Maiduguri is the epicenter of a protracted insurgency by Boko Haram, which announced allegiance to the Islamic State in March this year.
The officials said that the bombs were triggered within 25 minutes of what appeared to be carefully coordinated attacks by Boko Haram in an area called Gommari.
Emergency services spokesman Muhammad Kanar said that one of the bombings exploded at a mosque, other two at a railway crossing and a video center where people had gathered to watch a football match.
The fourth bomb was detonated at a market where Muslims were buying sheep and other provision for the coming Eid al-Adha holiday.
"More than 100 have died so far," said Abba Mohammed Bashir Shuwa, an aide to Governor Kashim Shettima of Borno.
Shuwa said Boko Haram insurgents had taken advantage of the Muslim holiday week, during which many residents of surrounding villages gravitate to Maiduguri to shop.
"That's what happened," he said. "They melted among the villagers and came in as traders."

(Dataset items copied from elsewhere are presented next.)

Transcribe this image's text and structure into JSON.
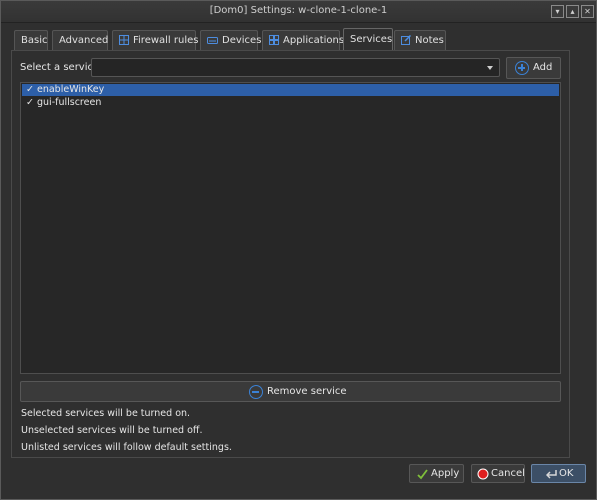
{
  "window": {
    "title": "[Dom0] Settings: w-clone-1-clone-1",
    "controls": [
      "minimize-icon",
      "maximize-icon",
      "close-icon"
    ]
  },
  "tabs": [
    {
      "label": "Basic",
      "icon": null
    },
    {
      "label": "Advanced",
      "icon": null
    },
    {
      "label": "Firewall rules",
      "icon": "firewall-icon"
    },
    {
      "label": "Devices",
      "icon": "devices-icon"
    },
    {
      "label": "Applications",
      "icon": "applications-icon"
    },
    {
      "label": "Services",
      "icon": null,
      "active": true
    },
    {
      "label": "Notes",
      "icon": "notes-icon"
    }
  ],
  "services": {
    "select_label": "Select a service:",
    "select_value": "",
    "add_label": "Add",
    "items": [
      {
        "name": "enableWinKey",
        "checked": true,
        "selected": true
      },
      {
        "name": "gui-fullscreen",
        "checked": true,
        "selected": false
      }
    ],
    "remove_label": "Remove service",
    "info": [
      "Selected services will be turned on.",
      "Unselected services will be turned off.",
      "Unlisted services will follow default settings."
    ]
  },
  "footer": {
    "apply_label": "Apply",
    "cancel_label": "Cancel",
    "ok_label": "OK"
  },
  "colors": {
    "accent": "#3b82d6",
    "selection": "#2d5fa8",
    "cancel_icon": "#e02020",
    "apply_icon": "#7fbf3a"
  }
}
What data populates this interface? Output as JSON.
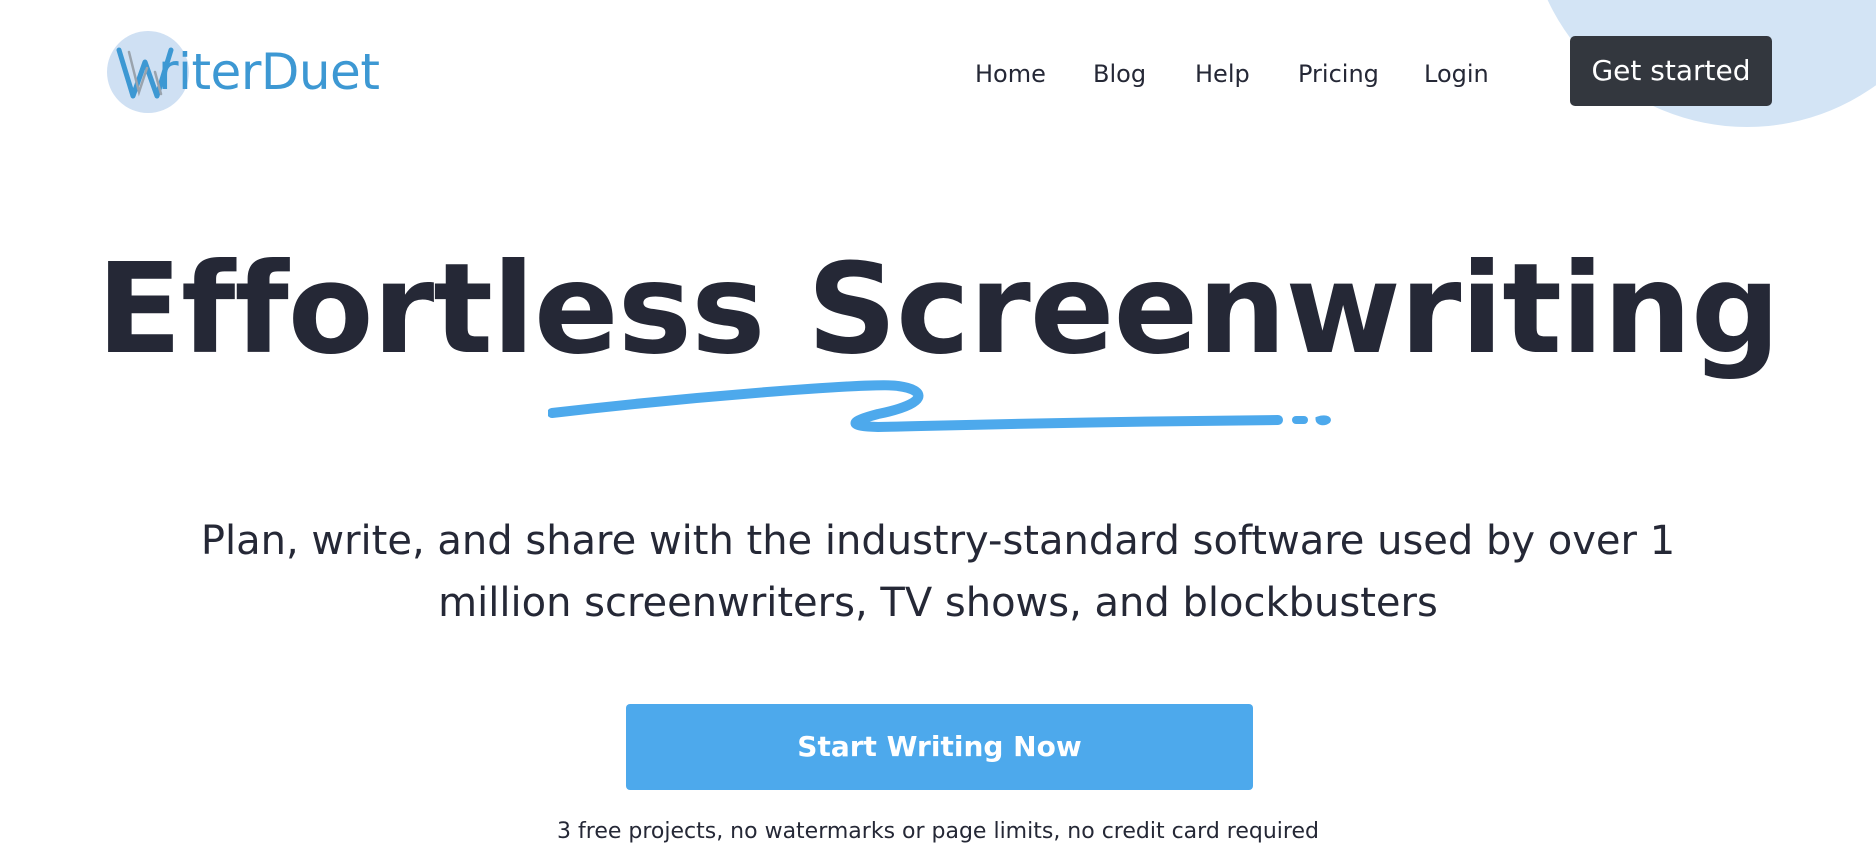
{
  "header": {
    "logo_text": "riterDuet",
    "logo_icon": "writerduet-w-logo-icon",
    "nav": {
      "home": "Home",
      "blog": "Blog",
      "help": "Help",
      "pricing": "Pricing",
      "login": "Login"
    },
    "cta_label": "Get started"
  },
  "hero": {
    "headline": "Effortless Screenwriting",
    "subheadline_line1": "Plan, write, and share with the industry-standard software used by over 1",
    "subheadline_line2": "million screenwriters, TV shows, and blockbusters",
    "cta_label": "Start Writing Now",
    "fine_print": "3 free projects, no watermarks or page limits, no credit card required"
  },
  "colors": {
    "accent_blue": "#4da9ec",
    "logo_blue": "#3d98d3",
    "dark_button": "#33373e",
    "text_dark": "#252836",
    "blob": "#d3e4f5"
  }
}
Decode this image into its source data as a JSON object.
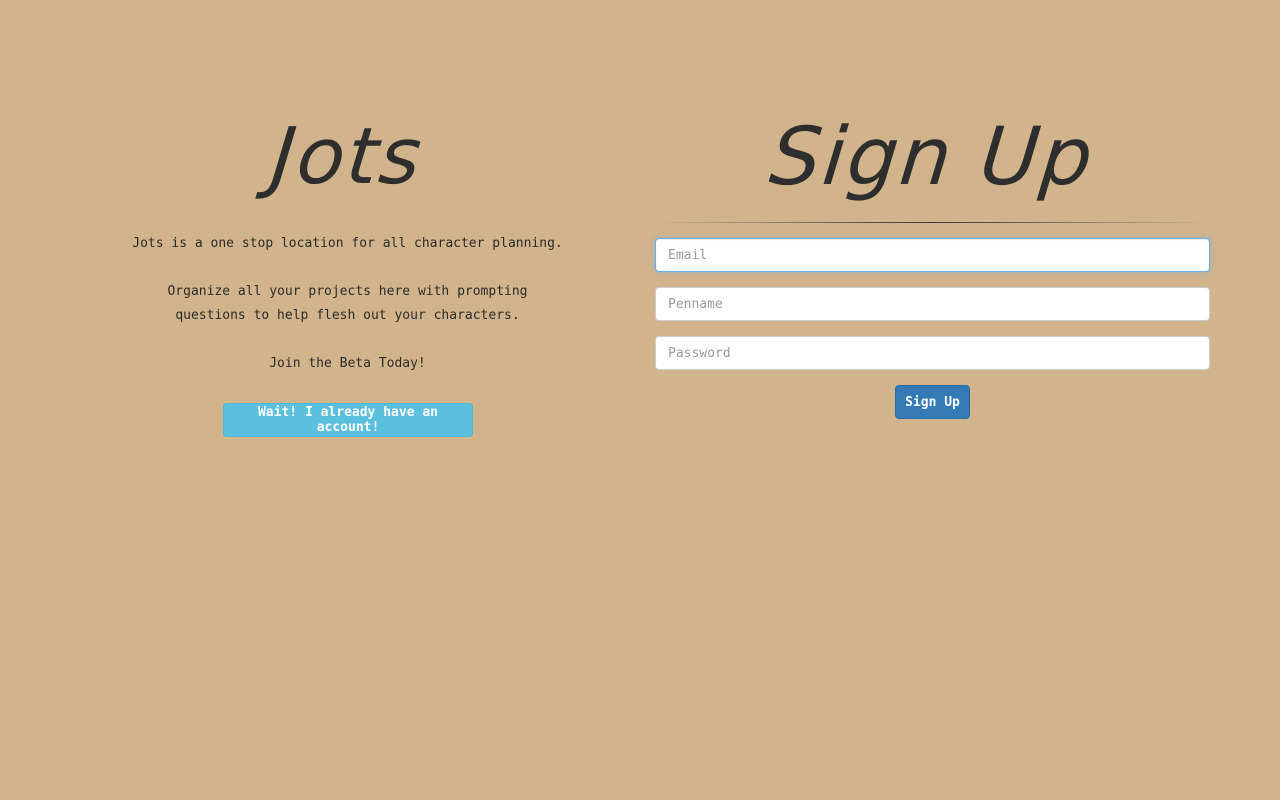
{
  "intro": {
    "title": "Jots",
    "description_1": "Jots is a one stop location for all character planning.",
    "description_2": "Organize all your projects here with prompting questions to help flesh out your characters.",
    "description_3": "Join the Beta Today!",
    "login_button_label": "Wait! I already have an account!"
  },
  "signup": {
    "title": "Sign Up",
    "email_placeholder": "Email",
    "email_value": "",
    "penname_placeholder": "Penname",
    "penname_value": "",
    "password_placeholder": "Password",
    "password_value": "",
    "submit_label": "Sign Up"
  },
  "colors": {
    "background": "#d2b48c",
    "info_button": "#5bc0de",
    "primary_button": "#337ab7",
    "text": "#2b2b2b"
  }
}
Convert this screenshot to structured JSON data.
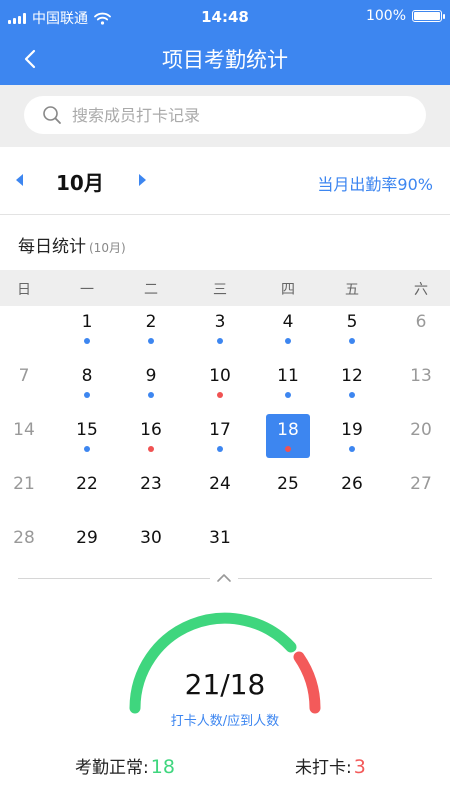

The attacks, which occurred near the airport in Maiduguri, were said to be the deadliest in months since President Muhammadu Buhari came to power on May 29.
Buhari had made combating the Islamist group a key campaign pledge when he sought election this year. However, since his inauguration, at least 1,100 people have been killed, with the majority of attacks in Borno state.
Buhari asserted recently that military forces had gained the advantage against Boko Haram, recapturing territory and fracturing its leadership.
Colonel Sani Usman, the army spokesman, said in a statement that the "attacks signify high level of desperation on the part of the Boko Haram terrorists."
Nigeria's authorities have frequently downplayed the death toll from attacks in the insurgency, which has claimed at least 17,000 lives and forced more than two million from their homes since 2009.
Shuwa said that recent military gains had significantly weakened Boko Haram and that the attacks had been carried out by "remaining pockets that seek opportunities to strike."